As always with the Three Supermen films, the main actors have a bit of a shake up, with only Sal Borgese as the mute superman keeping his role as he has through most of these films. To make things even more confusing this time, Aldo Canti, who played one of the supermen in the first film, returns to the series, but he is instead playing the role of the FBI agent this time, with the other role going to prolific Turkish actor Cüneyt Arkın. The choice of actors doesn’t really make too much of a difference, as their characters aren’t too developed in any particular way, but it’s just interesting to follow this revolving door of casting. The reason for Arkin’s casting is because the film’s production has moved from Italy to Turkey, and I guess his casting would have some appeal to the local market.

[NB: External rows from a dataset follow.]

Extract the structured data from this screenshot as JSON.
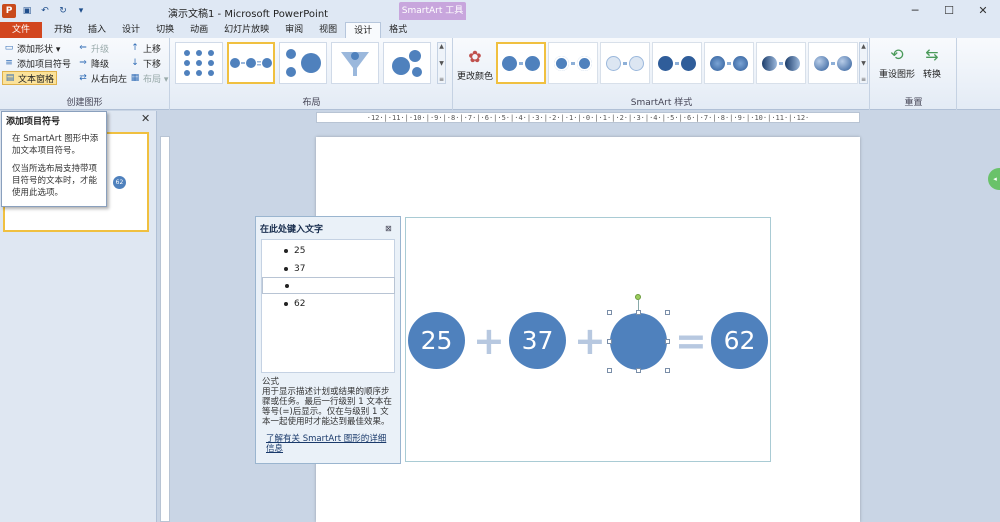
{
  "window": {
    "title": "演示文稿1 - Microsoft PowerPoint",
    "context_group": "SmartArt 工具",
    "controls": [
      "─",
      "☐",
      "✕"
    ]
  },
  "qat": {
    "app_icon": "P"
  },
  "tabs": [
    "文件",
    "开始",
    "插入",
    "设计",
    "切换",
    "动画",
    "幻灯片放映",
    "审阅",
    "视图",
    "设计",
    "格式"
  ],
  "ribbon": {
    "create": {
      "label": "创建图形",
      "add_shape": "添加形状 ▾",
      "add_bullet": "添加项目符号",
      "text_pane": "文本窗格",
      "promote": "升级",
      "demote": "降级",
      "rtl": "从右向左",
      "move_up": "上移",
      "move_down": "下移",
      "layout": "布局 ▾"
    },
    "layout_label": "布局",
    "styles": {
      "label": "SmartArt 样式",
      "change_colors": "更改颜色"
    },
    "reset": {
      "label": "重置",
      "reset_graphic": "重设图形",
      "convert": "转换"
    }
  },
  "tooltip": {
    "title": "添加项目符号",
    "line1": "在 SmartArt 图形中添加文本项目符号。",
    "line2": "仅当所选布局支持带项目符号的文本时，才能使用此选项。"
  },
  "thumb": {
    "value": "62"
  },
  "ruler": {
    "h": "·12·|·11·|·10·|·9·|·8·|·7·|·6·|·5·|·4·|·3·|·2·|·1·|·0·|·1·|·2·|·3·|·4·|·5·|·6·|·7·|·8·|·9·|·10·|·11·|·12·"
  },
  "text_pane": {
    "title": "在此处键入文字",
    "close": "⊠",
    "items": [
      "25",
      "37",
      "",
      "62"
    ],
    "desc": "公式\n用于显示描述计划或结果的顺序步骤或任务。最后一行级别 1 文本在等号(=)后显示。仅在与级别 1 文本一起使用时才能达到最佳效果。",
    "link": "了解有关 SmartArt 图形的详细信息"
  },
  "smartart": {
    "values": [
      "25",
      "37",
      "",
      "62"
    ],
    "ops": [
      "+",
      "+",
      "="
    ]
  },
  "colors": {
    "accent": "#4f81bd",
    "file_tab": "#d2461f",
    "context": "#c8a6dd"
  }
}
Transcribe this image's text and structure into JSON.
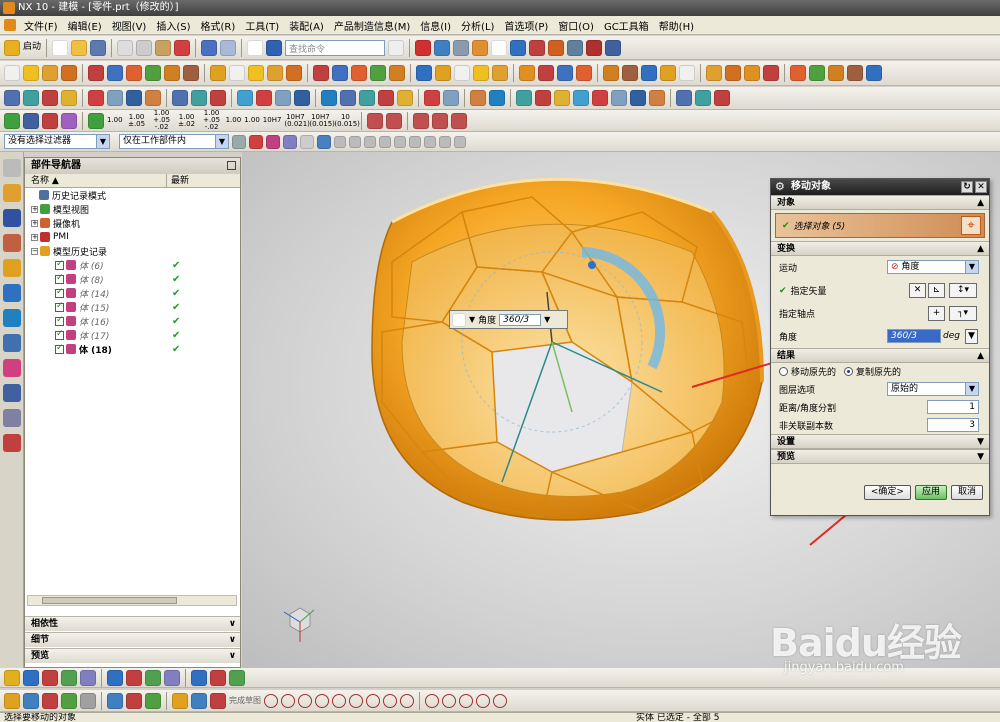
{
  "window": {
    "title": "NX 10 - 建模 - [零件.prt（修改的）]"
  },
  "menu": [
    "文件(F)",
    "编辑(E)",
    "视图(V)",
    "插入(S)",
    "格式(R)",
    "工具(T)",
    "装配(A)",
    "产品制造信息(M)",
    "信息(I)",
    "分析(L)",
    "首选项(P)",
    "窗口(O)",
    "GC工具箱",
    "帮助(H)"
  ],
  "toolbar": {
    "start_label": "启动",
    "search_placeholder": "查找命令",
    "filter_value": "没有选择过滤器",
    "scope_value": "仅在工作部件内",
    "dim_labels": [
      "1.00",
      "1.00 ±.05",
      "1.00 +.05 -.02",
      "1.00 ±.02",
      "1.00 +.05 -.02",
      "1.00",
      "1.00",
      "10H7",
      "10H7 (0.021)",
      "10H7 (0.015)",
      "10 (0.015)"
    ]
  },
  "navigator": {
    "title": "部件导航器",
    "col_name": "名称",
    "col_latest": "最新",
    "items": [
      {
        "label": "历史记录模式",
        "level": 1
      },
      {
        "label": "模型视图",
        "level": 0
      },
      {
        "label": "摄像机",
        "level": 0
      },
      {
        "label": "PMI",
        "level": 0
      },
      {
        "label": "模型历史记录",
        "level": 0
      },
      {
        "label": "体 (6)",
        "level": 2,
        "latest": "✔"
      },
      {
        "label": "体 (8)",
        "level": 2,
        "latest": "✔"
      },
      {
        "label": "体 (14)",
        "level": 2,
        "latest": "✔"
      },
      {
        "label": "体 (15)",
        "level": 2,
        "latest": "✔"
      },
      {
        "label": "体 (16)",
        "level": 2,
        "latest": "✔"
      },
      {
        "label": "体 (17)",
        "level": 2,
        "latest": "✔"
      },
      {
        "label": "体 (18)",
        "level": 2,
        "latest": "✔"
      }
    ],
    "sections": [
      "相依性",
      "细节",
      "预览"
    ]
  },
  "floating_input": {
    "label": "角度",
    "value": "360/3"
  },
  "dialog": {
    "title": "移动对象",
    "sec_object": "对象",
    "select_label": "选择对象 (5)",
    "sec_transform": "变换",
    "motion_label": "运动",
    "motion_value": "角度",
    "vector_label": "指定矢量",
    "pivot_label": "指定轴点",
    "angle_label": "角度",
    "angle_value": "360/3",
    "angle_unit": "deg",
    "sec_result": "结果",
    "radio_move": "移动原先的",
    "radio_copy": "复制原先的",
    "layer_label": "图层选项",
    "layer_value": "原始的",
    "dist_label": "距离/角度分割",
    "dist_value": "1",
    "copies_label": "非关联副本数",
    "copies_value": "3",
    "sec_settings": "设置",
    "sec_preview": "预览",
    "ok": "<确定>",
    "apply": "应用",
    "cancel": "取消"
  },
  "bottom": {
    "sketch_label": "完成草图"
  },
  "status": {
    "left": "选择要移动的对象",
    "right": "实体 已选定 - 全部 5"
  },
  "watermark": {
    "brand": "Baidu经验",
    "url": "jingyan.baidu.com"
  },
  "colors": {
    "ball": "#f5a623",
    "accent": "#e08a1c",
    "dialog_title": "#2a2a2a"
  }
}
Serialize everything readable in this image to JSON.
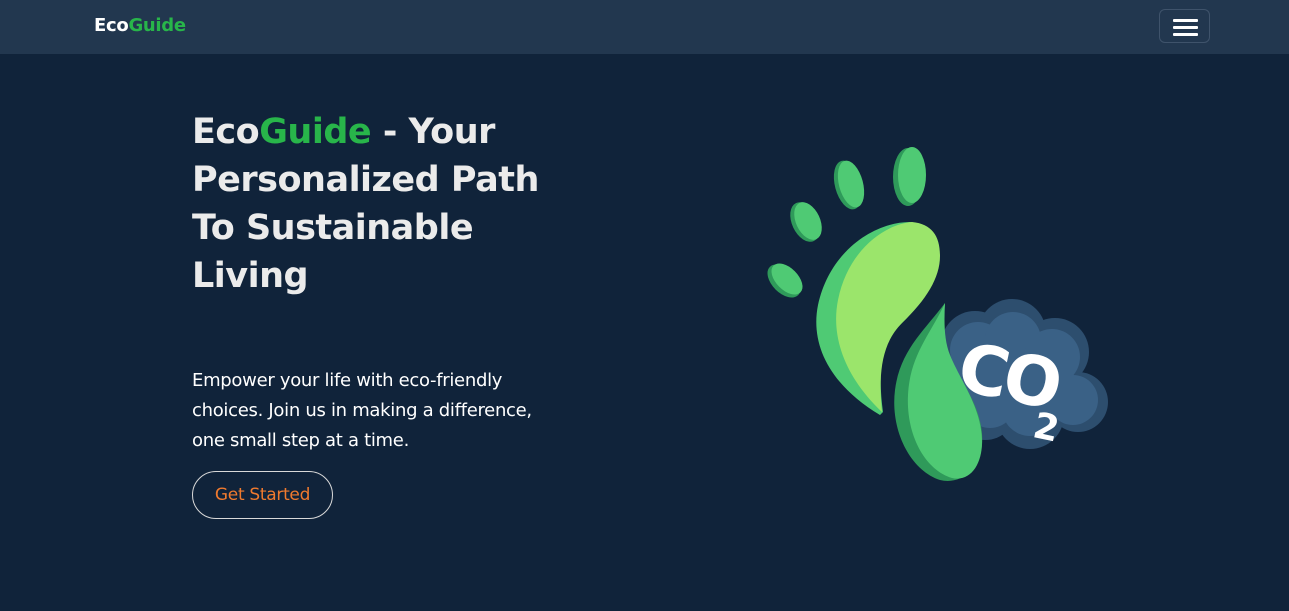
{
  "navbar": {
    "brand_eco": "Eco",
    "brand_guide": "Guide",
    "menu_icon": "hamburger-menu-icon"
  },
  "hero": {
    "title_eco": "Eco",
    "title_guide": "Guide",
    "title_rest": " - Your Personalized Path To Sustainable Living",
    "description": "Empower your life with eco-friendly choices. Join us in making a difference, one small step at a time.",
    "cta_label": "Get Started",
    "illustration": {
      "icon": "footprint-co2-icon",
      "label": "CO2"
    }
  },
  "colors": {
    "navbar_bg": "#22374f",
    "page_bg": "#10233a",
    "brand_green": "#28b54a",
    "cta_orange": "#f07a2e"
  }
}
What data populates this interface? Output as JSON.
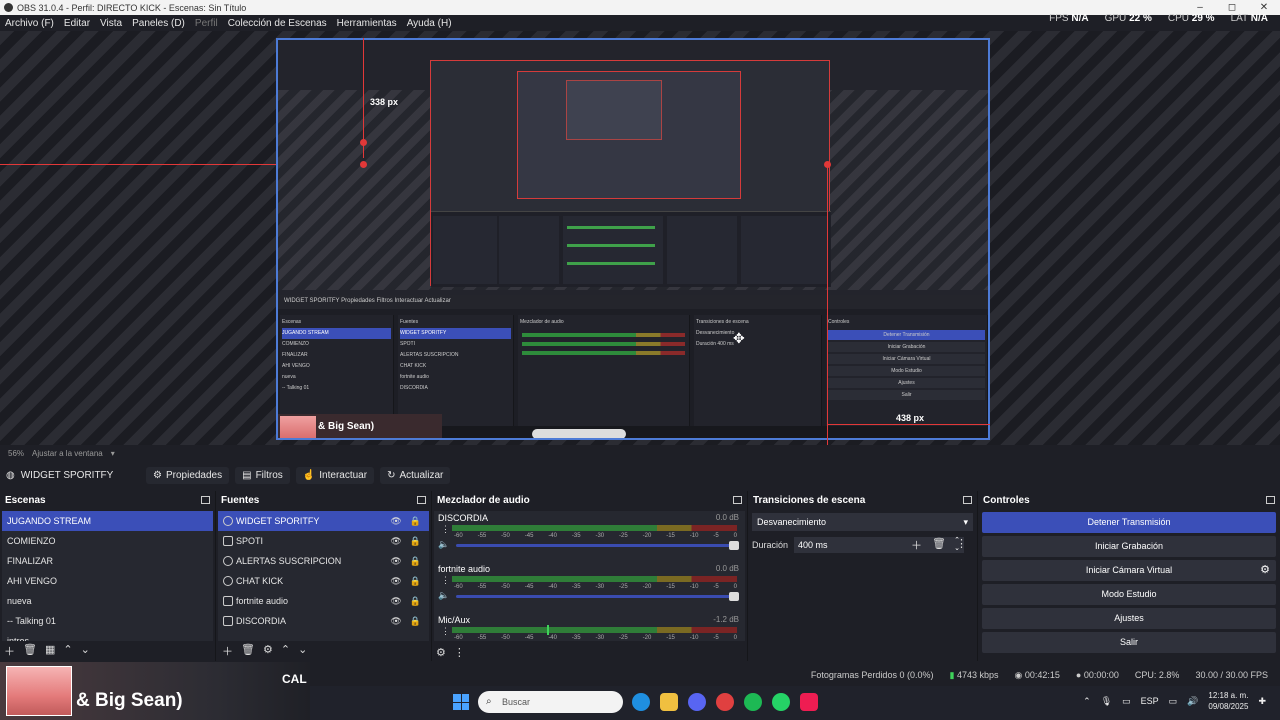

The reason for the move from Italy to Turkey is fairly interesting: Italian media became more focused on television, and moved away from cinema in the mid-late 70′s. As such, there was an exodus of sorts of Italian filmmakers to Turkey, where their type of cinema was still more popular. Nevertheless, it would seem this film was hardly released to any cinemas at all, and is probably the most difficult to get a hold of in the franchise. While the film does have the usual slapstick moments, scantily-clad women, and some stunts, we don’t get the typical acrobatics we usually do, probably because the newer cast aren’t actually acrobats, and the older cast probably can’t pull the feats off anymore (remember that this franchise would have been twelve years old in 1979). Overall, Three Supermen Against The Godfather is, for better, or worse, a return to the typical Three Supermen formula that is full of a heap of different ideas and directions that don’t really cohere, but it’s still just a bit of silly fun.